Why I’m Not Raising Screen-Free Kids and Why I'm Passionate About Kids Podcasts

Parenting comes with many dilemmas, but one that has brought me the most anxiety over the years is figuring out screens and devices. How much, how old, what shows, what apps, tablets, phones, video games, Roblox, Fortnight … Do I give in or do I shun it all? But it’s not just figuring out what’s good for my kids, it’s also the guilt that comes along with knowing that screens save me as a parent a lot of the time. We’re sent so many messages, so many policy changes, and the “screen-free kids” mantra constantly held as the ideal. Anytime my kids were on a screen it felt like a small defeat.


When my kids were younger and first starting to watch Netflix on their own, I came up with the thumbs up system. Knowing that given the choice my boys would always pick Ninjago over Magic School Bus, I wanted to have a way to differentiate between quality shows and shows that are maybe lacking in certain things.



Thumbs up was anything educational or positive — no violence or mindless entertainment, no dumb humor, etc. Thumbs sideways were shows that weren’t all bad, but they weren’t great either, just a neutral choice. And thumbs down shows weren’t necessarily banned, but things we only watched occasionally - usually a bit of time on Saturday mornings was reserved for all the junk (aka YouTube). So when my kids would ask to watch something during the week, I would say, “Sure, one episode of a thumbs up show.” When they found something new, we’d have a quick chat about what they thought it should be thumbs-wise. And it worked pretty well. I felt a minor victory - they still got the screen time they wanted (and I needed) and I didn’t have to micromanage their choices.


Now, is there really any scientific proof that a thumbs up show is any better than a thumbs down show? No.
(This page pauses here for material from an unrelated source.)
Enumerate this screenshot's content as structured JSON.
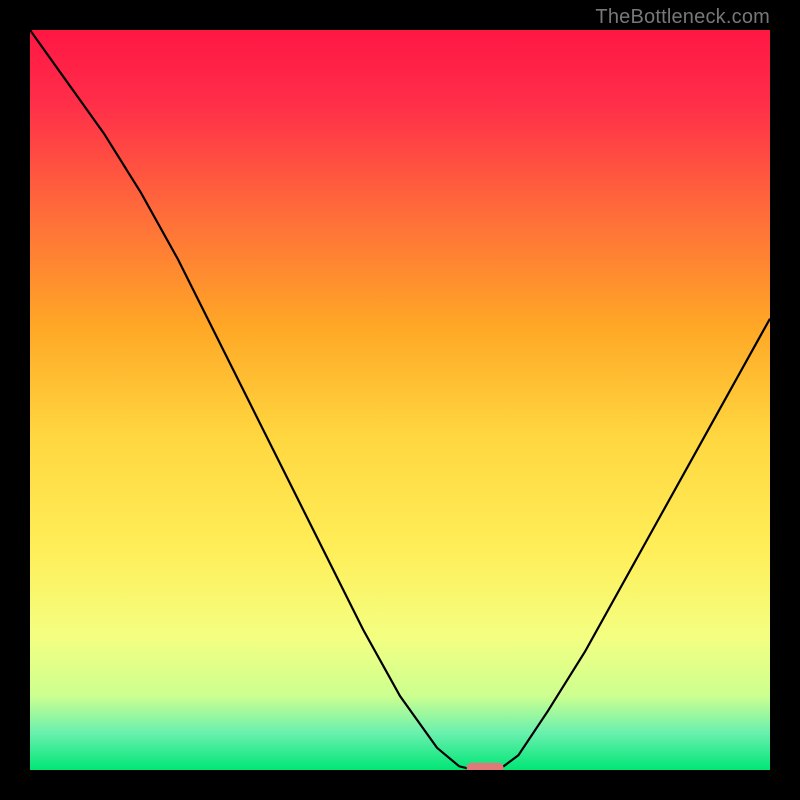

It probably was most helpful in rationalizing their screen time and keeping me from feeling too guilty. But as they’ve gotten older and our range of devices and options have expanded, it’s gotten harder and harder to manage. And the anxiety, confusion and guilt has become greater and greater. I constantly feel like I’m winging it — I don’t have a consistent guide to make decisions with anymore and it feels like my kids are slipping deeper and deeper into this world that I know nothing about.


But, I think I’ve figured it out. And I’m calling it screen-positive kids. One thing I know is that technology isn’t going away. It’s only going to get faster, more ingrained in our everyday life, and more necessary for our kids future. That’s why it never felt great to shove everything my kids do with a device into one bucket labeled “bad for you.” There’s so much good out there! Kids podcasts being one of my favorites.


It never felt great to shove everything my kids do with a device into one bucket labeled “bad for you.” There’s so much good out there! Kids podcasts being one of my favorites.


Instead of continuing to promote a fear of screens — this complicated relationship where our kids are constantly told that what they love and are interested in is bad for them and they shouldn’t want it — what if we nurtured a mature relationship with technology? Similar to what we strive for as adults, we can teach our kids how to make good choices for themselves. We can teach the difference between screen time that enhances our lives and screen time that is fun, but takes away from real life. Screen time that helps us learn, grow, connect, relax, and be entertained vs. screen time that steals time away from friends, family, and individual pursuits and may even makes us feel worse about ourselves.


Above all, we can help our kids notice the effect different activities have on their moods, their relationships, their education and their goals so that they can start WANTING to make good choices rather than having to force them.

The ultimate goal is for our kids to have a positive relationship with technology — one in which they are in control rather than being controlled. We can’t continue to praise screen-free kids. Screen-free time? For sure. But never? It’s not realistic, and I would argue it’s not healthy in the long run. The sooner we can help kids learn to make good choices on their own, the better. Moderation in all things - even moderation in moderation 😉

Don’t get me wrong: Being a screen-positive parent takes WORK. It means figuring out routines and screen-time rules that work for your family, researching quality entertainment, building positive traditions around technology and, most importantly, having a constant and open conversation about screens and modeling positive habits ourselves.


So why am I not raising screen-free kids? Because I’m not a screen-free parent. The internet, social media, movies, TV, podcasts, music, FaceTime... I love it all. And it makes my life better - so long as I’m mindful about my choices. And that’s what I want for my kids.



At Kidspod, we believe being screen-positive means….

1. Kids are to be respected and given the tools needed to drive their own curiosity, exploration, and education.

2. Technology should enhance our lives, not control it.

3. Screen time for kids should inspire connection, growth and creativity in the REAL world.


And that podcasts are the best #screenpositive activity. Obviously. That’s why we’re building the best kids podcast app on the market.


You still with me? If so, let’s start celebrating and sharing the ways technology makes our lives better! Let’s share the BEST things on the internet and the way our kids are using them. Let’s take the shame out of screen time, once and for all.